Don Davidson begins our tour of the world in Ursula K. LeGuin’s science fiction novel, The World for Word is Forest. A satirical construction of the guide in classic utopian stories, Captain Davidson is the worst kind of villain. Davidson seems ignorant of his own evil, so high and mighty is his confidence in himself.

He enters onto an alien planet with no curiosity or sense of wonder. He holds zero desire to understand the native inhabitants. He sees them as smaller, and therefore childlike and lesser in intelligence. They are foreign and therefore repugnant. Their green skin color, smaller stature and “strange” way of behaving off puts Davidson, and like any small minded man who places more heft in the deftness of his muscles than in his brain, he automatically treats them with no ounce of respect.

It is largely Davidson’s cruelty and inability to open his mind to possibilities other than the ones that he automatically assumes, which leads to the disastrous degree to which the Terran settlement on New Tahiti is destroyed. Despite Lybov’s explaining that the “creechies,” as Davidson so kindly calls them, demonstrate submission to each other in physical displays of lying prostrate on the ground, Davidson refuses to process or entertain this as the truth.

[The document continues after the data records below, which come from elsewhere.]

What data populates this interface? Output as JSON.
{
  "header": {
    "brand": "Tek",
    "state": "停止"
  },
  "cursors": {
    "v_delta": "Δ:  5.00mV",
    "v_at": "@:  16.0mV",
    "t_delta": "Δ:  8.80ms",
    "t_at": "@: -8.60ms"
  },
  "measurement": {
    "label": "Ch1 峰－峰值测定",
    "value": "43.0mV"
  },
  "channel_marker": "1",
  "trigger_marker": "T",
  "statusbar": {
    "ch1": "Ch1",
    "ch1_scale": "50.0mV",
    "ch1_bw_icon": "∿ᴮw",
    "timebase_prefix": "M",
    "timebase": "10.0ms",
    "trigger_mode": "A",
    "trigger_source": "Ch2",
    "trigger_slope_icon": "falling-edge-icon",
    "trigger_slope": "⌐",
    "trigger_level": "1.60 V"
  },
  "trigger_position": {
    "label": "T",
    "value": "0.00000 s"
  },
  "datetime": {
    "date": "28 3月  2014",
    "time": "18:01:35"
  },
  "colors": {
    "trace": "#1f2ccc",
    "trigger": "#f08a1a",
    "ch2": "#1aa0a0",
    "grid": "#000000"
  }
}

Instead, he sticks to what he first assumed— that the creechies are stupid and less than human.

Davidson represents the worst fear of many Americans when traveling overseas: Am I the classic “American” stereotype they expect me to be? Do they see me as ignorant, rude, and entitled? Or, when superimposed to LeGuin’s world: Do they see me as I see Captain Davidson? The true genius of LeGuin in crafting this character is the fact that he is not a caricature. His demeanor and attributes are completely believable, which truly adds to his wickedness. Davidson is the true villain in this story, and LeGuin heightens the dram and intrigue of her novel by allowing the reader inside his head and to have part of the story narrated by him.